Il conflitto sul posto di lavoro è talvolta inevitabile, tanto più diventa certo quando abbiamo a che fare con personalità forti o andiamo incontro a scadenze da gestire in poco tempo.

Poiché queste situazioni sono certe, è importante avere la mentalità corretta quando si va a reagire. Marcel Schwantes ha recentemente elencato sette modi per reagire al conflitto sul posto di lavoro grazie all’uso dell’intelligenza emotiva.

La sua lista con i 6 modi per gestire un conflitto sul posto di lavoro comprende:

  1. Guardare le cose in prospettiva. Non bisogna arrivare ad alcuna conclusione immediatamente; invece, ascoltate prima tutte le parti coinvolte.
  2. Fare una pausa di sei secondi. Sei secondi? Schwantes spiega che “le sostanze chimiche che scatenano lo stato emozionale all’interno del nostro cervello e del nostro corpo, durano di solito circa sei secondi.”
  3. Provare l’empatia. Toccare i sentimenti altrui, facendo un passo in più rispetto al solo sentire il loro punto di vista dell’accaduto.
  4. Fare la domanda più comune: “stai bene?” Se il conflitto è diretto a noi, chiedi all’altra persona cosa sta succedendo e se siamo OK, è un modo per spostare l’attenzione sul proprio stato.
  5. Parlare dal proprio sé autentico. Questo significa che se abbiamo commesso un errore, basta ammetterlo.
  6. Essere i primi ad andare oltre il conflitto. A volte questo significa scusarsi prima dell’altro.
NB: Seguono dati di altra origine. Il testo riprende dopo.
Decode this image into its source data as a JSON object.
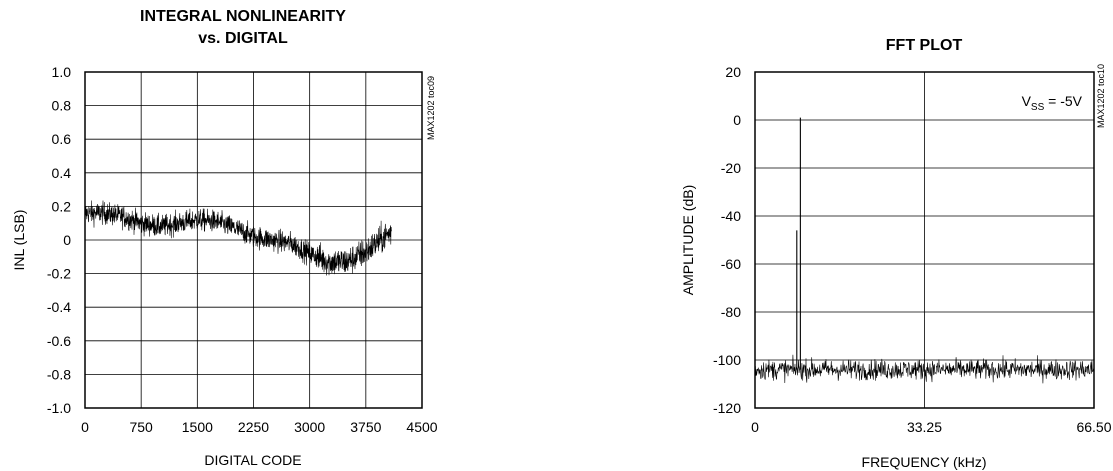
{
  "chart_data": [
    {
      "type": "line",
      "title_line1": "INTEGRAL NONLINEARITY",
      "title_line2": "vs. DIGITAL",
      "xlabel": "DIGITAL CODE",
      "ylabel": "INL (LSB)",
      "xlim": [
        0,
        4500
      ],
      "ylim": [
        -1.0,
        1.0
      ],
      "x_ticks": [
        "0",
        "750",
        "1500",
        "2250",
        "3000",
        "3750",
        "4500"
      ],
      "y_ticks": [
        "1.0",
        "0.8",
        "0.6",
        "0.4",
        "0.2",
        "0",
        "-0.2",
        "-0.4",
        "-0.6",
        "-0.8",
        "-1.0"
      ],
      "grid": true,
      "side_note": "MAX1202 toc09",
      "series": [
        {
          "x": [
            0,
            250,
            500,
            750,
            1000,
            1250,
            1500,
            1750,
            2000,
            2250,
            2500,
            2750,
            3000,
            3250,
            3500,
            3750,
            4000,
            4095
          ],
          "y": [
            0.16,
            0.16,
            0.14,
            0.1,
            0.08,
            0.1,
            0.12,
            0.11,
            0.07,
            0.02,
            0.0,
            -0.02,
            -0.08,
            -0.13,
            -0.13,
            -0.07,
            0.02,
            0.05
          ]
        }
      ]
    },
    {
      "type": "line",
      "title": "FFT PLOT",
      "xlabel": "FREQUENCY (kHz)",
      "ylabel": "AMPLITUDE (dB)",
      "xlim": [
        0,
        66.5
      ],
      "ylim": [
        -120,
        20
      ],
      "x_ticks": [
        "0",
        "33.25",
        "66.50"
      ],
      "y_ticks": [
        "20",
        "0",
        "-20",
        "-40",
        "-60",
        "-80",
        "-100",
        "-120"
      ],
      "grid": true,
      "annotation_main": "V",
      "annotation_sub": "SS",
      "annotation_tail": " = -5V",
      "side_note": "MAX1202 toc10",
      "series": [
        {
          "noise_floor_db": -104,
          "peaks": [
            {
              "x": 8.9,
              "y": 1
            },
            {
              "x": 8.2,
              "y": -46
            }
          ]
        }
      ]
    }
  ]
}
Il percorso verso la gestione del conflitto sta proprio nella scelta di rispondere, anziché reagire. Questo implica anche prendere coscienza del contesto che si è creato intorno a noi proprio perché qualsiasi tipo di conflitto – che siamo direttamente coinvolti o meno – richiede l’esercizio di molta pazienza.

Questi suggerimenti ci aiutano a gestire efficacemente queste situazioni che potenzialmente possono essere difficili da affrontare.